Well, it hasn’t turned out to be that way despite that the IWD celebrations to this day continue spreading the lies that launched the movement. A. Davies and J. Harrigan write (‘For Gender Equality, You Can’t Beat Capitalism’) that “socialist leaders used International Women’s Day ostensibly to highlight their commitment to gender equity. Yet contrary to its socialist origins, more than 100 years of evidence since the first International Women’s Day suggests that free markets are the single best solution to inequity, gender or otherwise.”
Combining data from the UN and Canada’s Fraser Institute demonstrates that women have been doing enormously better along all dimensions of equality – especially income equality – in countries espousing free market principles than in countries under the thrall of collectivist central planners.
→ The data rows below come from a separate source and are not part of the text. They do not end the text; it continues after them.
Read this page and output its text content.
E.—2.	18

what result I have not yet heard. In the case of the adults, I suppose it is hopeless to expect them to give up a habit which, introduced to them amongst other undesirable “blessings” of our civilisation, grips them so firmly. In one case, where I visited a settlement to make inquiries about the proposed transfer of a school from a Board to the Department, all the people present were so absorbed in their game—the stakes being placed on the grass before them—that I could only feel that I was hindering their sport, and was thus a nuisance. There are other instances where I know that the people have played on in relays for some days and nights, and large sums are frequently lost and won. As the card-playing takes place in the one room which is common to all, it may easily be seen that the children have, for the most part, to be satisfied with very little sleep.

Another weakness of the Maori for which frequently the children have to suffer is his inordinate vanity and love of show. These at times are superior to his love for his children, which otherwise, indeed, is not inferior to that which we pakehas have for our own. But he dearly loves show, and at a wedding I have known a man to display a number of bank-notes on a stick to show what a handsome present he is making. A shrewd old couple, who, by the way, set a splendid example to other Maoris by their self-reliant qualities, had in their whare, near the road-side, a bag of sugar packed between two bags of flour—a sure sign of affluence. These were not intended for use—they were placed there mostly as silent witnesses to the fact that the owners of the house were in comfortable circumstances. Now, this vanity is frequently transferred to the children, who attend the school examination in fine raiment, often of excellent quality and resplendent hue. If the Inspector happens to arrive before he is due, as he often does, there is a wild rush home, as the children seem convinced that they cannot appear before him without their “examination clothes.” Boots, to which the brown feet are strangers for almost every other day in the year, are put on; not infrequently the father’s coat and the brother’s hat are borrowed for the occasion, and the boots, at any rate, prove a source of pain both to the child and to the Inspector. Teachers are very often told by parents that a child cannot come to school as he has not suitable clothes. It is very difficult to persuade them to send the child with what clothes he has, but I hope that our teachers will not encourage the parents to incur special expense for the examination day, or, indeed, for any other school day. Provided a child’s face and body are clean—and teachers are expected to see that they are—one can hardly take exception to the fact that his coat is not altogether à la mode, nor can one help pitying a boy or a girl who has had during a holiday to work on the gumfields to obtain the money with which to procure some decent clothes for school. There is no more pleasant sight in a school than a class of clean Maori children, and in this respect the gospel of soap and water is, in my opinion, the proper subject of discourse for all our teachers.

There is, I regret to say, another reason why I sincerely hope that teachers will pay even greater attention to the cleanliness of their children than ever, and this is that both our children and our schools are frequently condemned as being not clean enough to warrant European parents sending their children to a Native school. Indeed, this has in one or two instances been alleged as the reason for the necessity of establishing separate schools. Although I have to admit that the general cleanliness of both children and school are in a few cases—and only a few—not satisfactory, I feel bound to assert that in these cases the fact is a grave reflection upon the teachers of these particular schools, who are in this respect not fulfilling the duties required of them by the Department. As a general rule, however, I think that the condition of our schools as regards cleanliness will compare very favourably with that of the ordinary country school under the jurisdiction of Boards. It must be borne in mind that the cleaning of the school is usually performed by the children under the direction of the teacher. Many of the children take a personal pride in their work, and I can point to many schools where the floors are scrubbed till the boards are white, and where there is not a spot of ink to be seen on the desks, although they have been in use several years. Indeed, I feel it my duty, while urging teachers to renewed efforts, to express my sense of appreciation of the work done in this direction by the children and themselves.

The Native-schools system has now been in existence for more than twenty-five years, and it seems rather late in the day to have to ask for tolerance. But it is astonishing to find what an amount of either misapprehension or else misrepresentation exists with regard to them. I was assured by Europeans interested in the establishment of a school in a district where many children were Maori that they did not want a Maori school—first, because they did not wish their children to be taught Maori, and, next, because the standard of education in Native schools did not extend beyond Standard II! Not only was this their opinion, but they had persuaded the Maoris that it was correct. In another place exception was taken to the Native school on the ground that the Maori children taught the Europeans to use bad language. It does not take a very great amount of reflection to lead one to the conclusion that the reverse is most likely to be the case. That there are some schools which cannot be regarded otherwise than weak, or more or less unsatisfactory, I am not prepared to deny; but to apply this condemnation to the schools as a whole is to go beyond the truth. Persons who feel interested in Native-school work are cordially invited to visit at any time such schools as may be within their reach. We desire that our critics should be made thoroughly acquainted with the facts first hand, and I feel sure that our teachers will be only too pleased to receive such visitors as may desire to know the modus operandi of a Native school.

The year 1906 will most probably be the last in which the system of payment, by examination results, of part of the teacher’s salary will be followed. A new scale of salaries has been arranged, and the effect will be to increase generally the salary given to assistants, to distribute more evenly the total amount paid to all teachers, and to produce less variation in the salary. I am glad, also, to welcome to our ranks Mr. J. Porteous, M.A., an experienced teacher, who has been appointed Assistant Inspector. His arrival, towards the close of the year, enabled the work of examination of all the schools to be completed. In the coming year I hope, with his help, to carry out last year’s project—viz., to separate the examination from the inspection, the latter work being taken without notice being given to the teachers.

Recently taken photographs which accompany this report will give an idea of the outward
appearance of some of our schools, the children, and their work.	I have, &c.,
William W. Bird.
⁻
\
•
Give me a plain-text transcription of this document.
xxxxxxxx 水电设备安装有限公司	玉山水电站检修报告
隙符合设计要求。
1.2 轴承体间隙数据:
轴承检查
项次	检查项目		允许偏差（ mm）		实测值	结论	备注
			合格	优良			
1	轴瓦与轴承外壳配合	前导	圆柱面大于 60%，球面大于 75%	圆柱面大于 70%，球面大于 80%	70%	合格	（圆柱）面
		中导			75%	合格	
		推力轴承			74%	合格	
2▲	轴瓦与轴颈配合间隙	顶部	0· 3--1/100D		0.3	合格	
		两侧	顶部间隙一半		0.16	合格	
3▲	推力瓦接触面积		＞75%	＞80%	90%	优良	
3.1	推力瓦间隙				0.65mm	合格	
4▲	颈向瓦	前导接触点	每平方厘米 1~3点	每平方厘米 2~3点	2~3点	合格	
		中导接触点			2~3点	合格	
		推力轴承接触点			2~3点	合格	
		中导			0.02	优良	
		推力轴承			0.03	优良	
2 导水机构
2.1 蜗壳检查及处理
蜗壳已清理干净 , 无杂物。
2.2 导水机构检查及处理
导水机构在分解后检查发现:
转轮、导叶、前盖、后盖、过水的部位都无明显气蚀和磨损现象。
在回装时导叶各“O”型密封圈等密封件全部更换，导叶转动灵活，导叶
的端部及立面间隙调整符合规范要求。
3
From these data Davies and Harrigan conclude –
Since the advent of International Women’ Day, many, from the common people to presidents and popes, have looked to government control of markets as the solution to the problems of poverty and inequality. A landslide of evidence over the past century shows that, regardless of our good intentions, the more we allow governments to control markets, the more poverty and inequality we experience. … There is no better time to note these facts than on International Women’s Day. A celebration that was once simple Communist propaganda can, and should, be repurposed to celebrate the forces that actually lift people out of poverty and inequality. The evidence suggests that equality doesn’t come at the end of the government’s gun, but at the end of the free market’s handshake.
Another progressive shibboleth for light thinkers bites the dust.
[Addendum, more inequality developments] Paul Krugman, call your office! Thomas Picketty, last year’s darling of progressives worldwide, has recanted the message in his 2014 best seller, Capital in the 21st Century. In that celebrated tome he introduced us to r > g stating that “return on capital (r) outpaces the growth rate of the economy (g) over time, leading inexorably to the dominance of inherited wealth. Progressives such as Princeton economist Paul Krugman seized on Mr. Piketty’s thesis to justify policies they have long wanted—namely, very high taxes on the wealthy.”
Well, it turns out that a lot of economists took a look at that proposition last year, and gave it a thorough debunking which was, you guessed it, assiduously ignored by the lamestream. Progressives, from Team Obama on down, kept citing Piketty as God’s truth explaining all the horrors of inequality they have been preaching from the nation’s classrooms to Congress. That these arguments were bovine scat became so overwhelming among the knowledgeable and well read, they convinced Picketty to walk back his arguments in a new paper – ‘About Capital in the 21st Century’ (preview copy Download AboutCapitalInThe21stCentury_preview).
Economist Robert Rosenkranz reviews (here) some of the more egregious errors in Picketty’s 2014 blockbuster that apparently eluded agenda-driven progressives like nobelist Paul Krugman, eager to have some semblance of rigorous support for their stream of pro-socialist rants (Krugman writes for the NYT). In his rapture Krugman’s review of Capital included phrases such as a “magnificent, sweeping meditation on inequality.”
Revising his sweeping meditation as he “consigns his famous formula to irrelevance”, the bottom line from Picketty is the admission –
“In addition, I certainly do not believe that r>g is a useful tool for the discussion of rising inequality of labor income: other mechanisms and policies are much more relevant here, e.g. supply and demand of skills and education.” He correctly distinguishes between income and wealth, and he takes a long historic perspective: “Wealth inequality is currently much less extreme than a century ago.”
So we can summarize Picketty’s blinding revelations of 2014 (in his own words) as, “I do not view r>g as the only or even the primary tool for considering changes in income and wealth in the 20th century, or for forecasting the path of inequality in the 21st century.” Given all that, do you think this will change any of the Left’s narrative on income and wealth inequality as they seek ever higher taxes on those who build businesses and create jobs? Nah!